I am writing these words wearing an iconic piece of clothing. But I didn’t understand just how iconic until yesterday, at the first class meeting of our freshman seminar “From Cotton to Kevlar: Historic Dress meets Digital Humanities.”

A photograph of black yoga pants, shown from the waist down.

The ubiquitous yoga pants.

The course, as another post here explains, aims to introduce students to—and get them excited about—the scholarly opportunities of historic dress as they learn some of the ways digital humanities tools can help them study clothing from the past, and share their insights. As an icebreaker exercise, my colleague Jon Olsen and I asked students to write down an article of contemporary apparel that future historians will need to study in order to understand the world of early 21st-century UMass undergraduates. The black yoga pant won hands down on the “most-mentions” front.

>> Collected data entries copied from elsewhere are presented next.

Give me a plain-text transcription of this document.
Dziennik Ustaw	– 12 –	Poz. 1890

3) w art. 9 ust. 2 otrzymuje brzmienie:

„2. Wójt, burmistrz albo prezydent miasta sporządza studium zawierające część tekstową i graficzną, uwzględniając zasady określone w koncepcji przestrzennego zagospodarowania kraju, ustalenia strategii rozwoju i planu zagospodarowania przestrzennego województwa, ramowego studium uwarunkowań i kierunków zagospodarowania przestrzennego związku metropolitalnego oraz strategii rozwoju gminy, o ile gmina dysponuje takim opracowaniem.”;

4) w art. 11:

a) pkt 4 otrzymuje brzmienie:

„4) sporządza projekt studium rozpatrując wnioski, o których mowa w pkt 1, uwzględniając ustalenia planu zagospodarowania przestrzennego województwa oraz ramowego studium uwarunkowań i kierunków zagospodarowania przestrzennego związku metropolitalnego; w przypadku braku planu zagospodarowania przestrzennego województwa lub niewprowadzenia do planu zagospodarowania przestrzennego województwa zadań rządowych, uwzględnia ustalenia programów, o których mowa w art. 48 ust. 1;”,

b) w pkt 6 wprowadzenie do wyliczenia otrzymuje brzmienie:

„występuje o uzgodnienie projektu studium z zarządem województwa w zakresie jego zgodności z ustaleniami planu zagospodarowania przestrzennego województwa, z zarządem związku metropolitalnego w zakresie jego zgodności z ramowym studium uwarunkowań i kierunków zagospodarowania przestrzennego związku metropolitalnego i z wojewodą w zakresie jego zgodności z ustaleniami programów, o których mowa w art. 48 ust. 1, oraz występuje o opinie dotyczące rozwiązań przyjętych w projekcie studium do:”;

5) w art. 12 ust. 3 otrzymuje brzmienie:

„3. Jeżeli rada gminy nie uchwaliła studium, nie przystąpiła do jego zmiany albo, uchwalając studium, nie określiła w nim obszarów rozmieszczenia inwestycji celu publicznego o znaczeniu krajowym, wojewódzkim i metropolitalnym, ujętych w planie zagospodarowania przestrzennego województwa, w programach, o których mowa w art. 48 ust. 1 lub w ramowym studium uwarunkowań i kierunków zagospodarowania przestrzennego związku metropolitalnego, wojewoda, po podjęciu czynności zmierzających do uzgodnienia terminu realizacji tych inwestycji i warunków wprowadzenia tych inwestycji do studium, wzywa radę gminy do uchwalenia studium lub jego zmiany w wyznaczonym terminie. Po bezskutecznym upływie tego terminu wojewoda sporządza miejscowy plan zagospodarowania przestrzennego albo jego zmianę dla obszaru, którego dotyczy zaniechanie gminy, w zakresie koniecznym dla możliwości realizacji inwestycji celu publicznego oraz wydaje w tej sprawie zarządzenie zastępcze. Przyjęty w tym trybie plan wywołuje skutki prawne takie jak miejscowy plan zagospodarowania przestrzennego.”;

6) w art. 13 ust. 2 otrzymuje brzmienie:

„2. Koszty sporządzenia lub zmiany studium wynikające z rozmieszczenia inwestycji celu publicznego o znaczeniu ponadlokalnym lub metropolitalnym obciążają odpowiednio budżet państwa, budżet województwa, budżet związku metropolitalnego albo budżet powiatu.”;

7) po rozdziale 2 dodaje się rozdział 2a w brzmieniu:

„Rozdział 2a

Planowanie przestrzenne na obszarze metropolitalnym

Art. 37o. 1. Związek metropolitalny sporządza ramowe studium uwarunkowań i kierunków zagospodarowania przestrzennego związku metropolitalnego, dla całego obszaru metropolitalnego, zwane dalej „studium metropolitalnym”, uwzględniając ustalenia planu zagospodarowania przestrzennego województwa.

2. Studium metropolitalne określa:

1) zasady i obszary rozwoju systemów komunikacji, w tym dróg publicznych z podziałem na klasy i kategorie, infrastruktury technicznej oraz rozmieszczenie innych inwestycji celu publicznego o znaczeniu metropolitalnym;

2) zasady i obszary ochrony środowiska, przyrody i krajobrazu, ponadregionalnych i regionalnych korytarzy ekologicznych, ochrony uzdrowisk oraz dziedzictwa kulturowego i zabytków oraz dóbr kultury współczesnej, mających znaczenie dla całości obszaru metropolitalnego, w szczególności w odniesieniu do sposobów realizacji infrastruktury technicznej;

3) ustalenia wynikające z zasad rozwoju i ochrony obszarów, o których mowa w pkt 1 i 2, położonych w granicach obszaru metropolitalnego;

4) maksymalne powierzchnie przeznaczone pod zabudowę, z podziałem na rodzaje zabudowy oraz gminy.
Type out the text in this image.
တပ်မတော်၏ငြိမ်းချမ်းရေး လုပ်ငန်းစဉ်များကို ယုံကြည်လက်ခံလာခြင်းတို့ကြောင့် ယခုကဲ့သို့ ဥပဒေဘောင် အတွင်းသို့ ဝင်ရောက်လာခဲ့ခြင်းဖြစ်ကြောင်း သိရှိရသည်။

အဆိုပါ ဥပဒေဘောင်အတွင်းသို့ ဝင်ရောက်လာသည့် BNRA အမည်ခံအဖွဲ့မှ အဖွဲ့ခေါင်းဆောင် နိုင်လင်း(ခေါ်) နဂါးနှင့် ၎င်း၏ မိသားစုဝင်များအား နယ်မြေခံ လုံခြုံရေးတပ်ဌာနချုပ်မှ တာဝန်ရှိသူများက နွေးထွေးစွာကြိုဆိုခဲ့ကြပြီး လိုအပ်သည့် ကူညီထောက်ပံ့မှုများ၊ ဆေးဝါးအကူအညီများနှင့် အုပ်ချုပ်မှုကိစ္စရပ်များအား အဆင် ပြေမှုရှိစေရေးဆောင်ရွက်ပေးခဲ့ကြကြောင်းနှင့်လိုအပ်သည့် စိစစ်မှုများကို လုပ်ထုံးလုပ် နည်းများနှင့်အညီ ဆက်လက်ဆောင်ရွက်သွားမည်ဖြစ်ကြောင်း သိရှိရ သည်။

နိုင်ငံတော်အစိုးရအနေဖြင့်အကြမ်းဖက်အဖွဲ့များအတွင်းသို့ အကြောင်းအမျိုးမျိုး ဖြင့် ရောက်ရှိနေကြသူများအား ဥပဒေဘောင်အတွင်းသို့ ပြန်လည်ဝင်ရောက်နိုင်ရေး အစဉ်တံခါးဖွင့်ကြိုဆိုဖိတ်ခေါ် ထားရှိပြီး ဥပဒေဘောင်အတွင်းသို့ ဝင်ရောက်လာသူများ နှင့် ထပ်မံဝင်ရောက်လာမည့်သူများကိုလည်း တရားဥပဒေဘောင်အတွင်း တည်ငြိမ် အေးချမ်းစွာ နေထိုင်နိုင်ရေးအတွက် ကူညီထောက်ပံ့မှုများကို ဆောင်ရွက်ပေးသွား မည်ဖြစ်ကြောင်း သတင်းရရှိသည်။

What else should museums be collecting to document this moment? Answers included rompers, North Face jackets, skinny jeans, T-shirts, sweats and (sadly, to my mind, though accurate) combat boots. Surprisingly, no one mentioned baseball caps, platform shoes, Uggs or some of the other ubiquitous and/or of-the-moment items that we see around Herter Hall every day.

It was a revealing glimpse into the sartorial landscape of the campus–and a great start to the semester. After a brisk review of the syllabus and course expectations, we then plunged into the real treat for the day: Kiki Smith had brought over three boxes of highlights from the Smith College costume collection. Among other things we got to see Annette Kellerman’s one-piece wool bathing suit (“banned in Boston” at the dawn of the 20th century), the very collars that gave us “white collar” workers, women’s gowns both elegant and practical, a 1960s Pucci dress alongside its more approachable department-store counterpart, and a 1930s man’s robe best described as “early Abercrombie”.

A photograph of Kiki Smith standing at a table showing some historic costume objects, with Marla Miller behind her, and students seated all around.

Kiki Smith shares some objects from the Smith College costume collection with the UMass freshman seminar “From Cotton to Kevlar: Historic Dress meets Digital Humanities.”

In another UMass classroom this semester, students in Professor Tanisha Ford’s course Feminism(s) and Fashion in the African Diaspora?will be journaling about the clothes they choose to wear and the ways those choices are read by others around them—a great idea for connecting students to everyday clothing and their many implications. Professor Ford will be visiting us later in the semester, to share her research on black women’s history, fashion and body politics, and the U.S. Civil Rights movement. Among the many aims of both of these courses is helping our students become more aware of the many, varied and braided histories they step into when they reach into the closet each morning.

I have four pairs of black yoga pants, so I could easily donate one to this curatorial cause. As I slipped out of my own first-day-of-class ensemble (vintage ankle-length black and white polyester skirt, black cotton and modal t-shirt, white slap watch, black Naot “Peace” sandals) into my black yoga pants, I took a moment to appreciate their current status as a go-to item for women of all generations (I know this because my 72-year-old mother has four pairs as well). And I paused a moment too for another thought: this is going to be a fun semester.